PPPA Daarul Qur’an Perwakilan Yogyakarta menyalurkan #SedekahAir 4 tanki sebanyak 20.000 liter untuk warga Padukuhan Dondong, RT 8, RW 4, Jetis, Saptosari, Gunung Kidul. Selain wilayahnya yang kekeringan, lokasi ini diprioritaskan karena lingkungan penerima manfaatnya adalah ada yatim dhuafa, Taman Pendidikan Al-Qur’an, dan ada seorang penghafal Al-Qur’an 30 juz tuna netra ikut membantu dakwah PPPA Daarul Qur’an di Gunungkidul. Adanya penyaluran sedekah air ini diharapkan dapat membantu memenuhi kebutuhan air dan kelangsungan hidup masyarakat setempat.

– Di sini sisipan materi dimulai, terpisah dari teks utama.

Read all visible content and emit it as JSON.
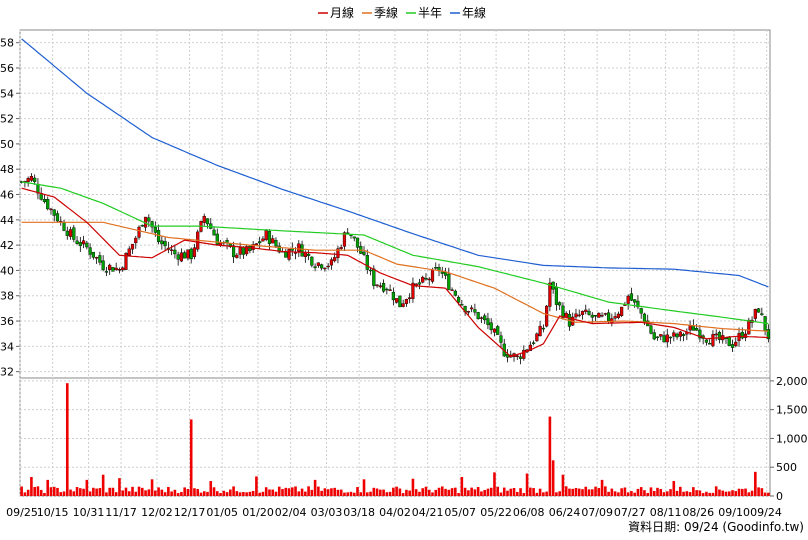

Selama kekeringan terjadi, air bersih masih menjadi kebutuhan urgen di wilayah Jetis, Saptosari, Gunungkidul, termasuk beberapa daerah lainnya seperti Nglipar dan Imogiri. Bismillaah, sampai September 2023 nanti, PPPA Daarul Qur’an Perwakilan Yogyakarta berencana mendistribusikan kebutuhan 250.000 liter air bersih ke fokus tiga wilayah tersebut. Beberapa lokasi juga membutuhkan tandon air permanen untuk menampung bantuan air kepada warga. Untuk distribusi #SedekahAir tahap awal sebanyak 30.000 liter di wilayah Saptosari dan Nglipar didukung penuh donasi dari Klinik DAQU Sehat Magelang. Alhamdulillaah, jazakumullaah khairan katsira.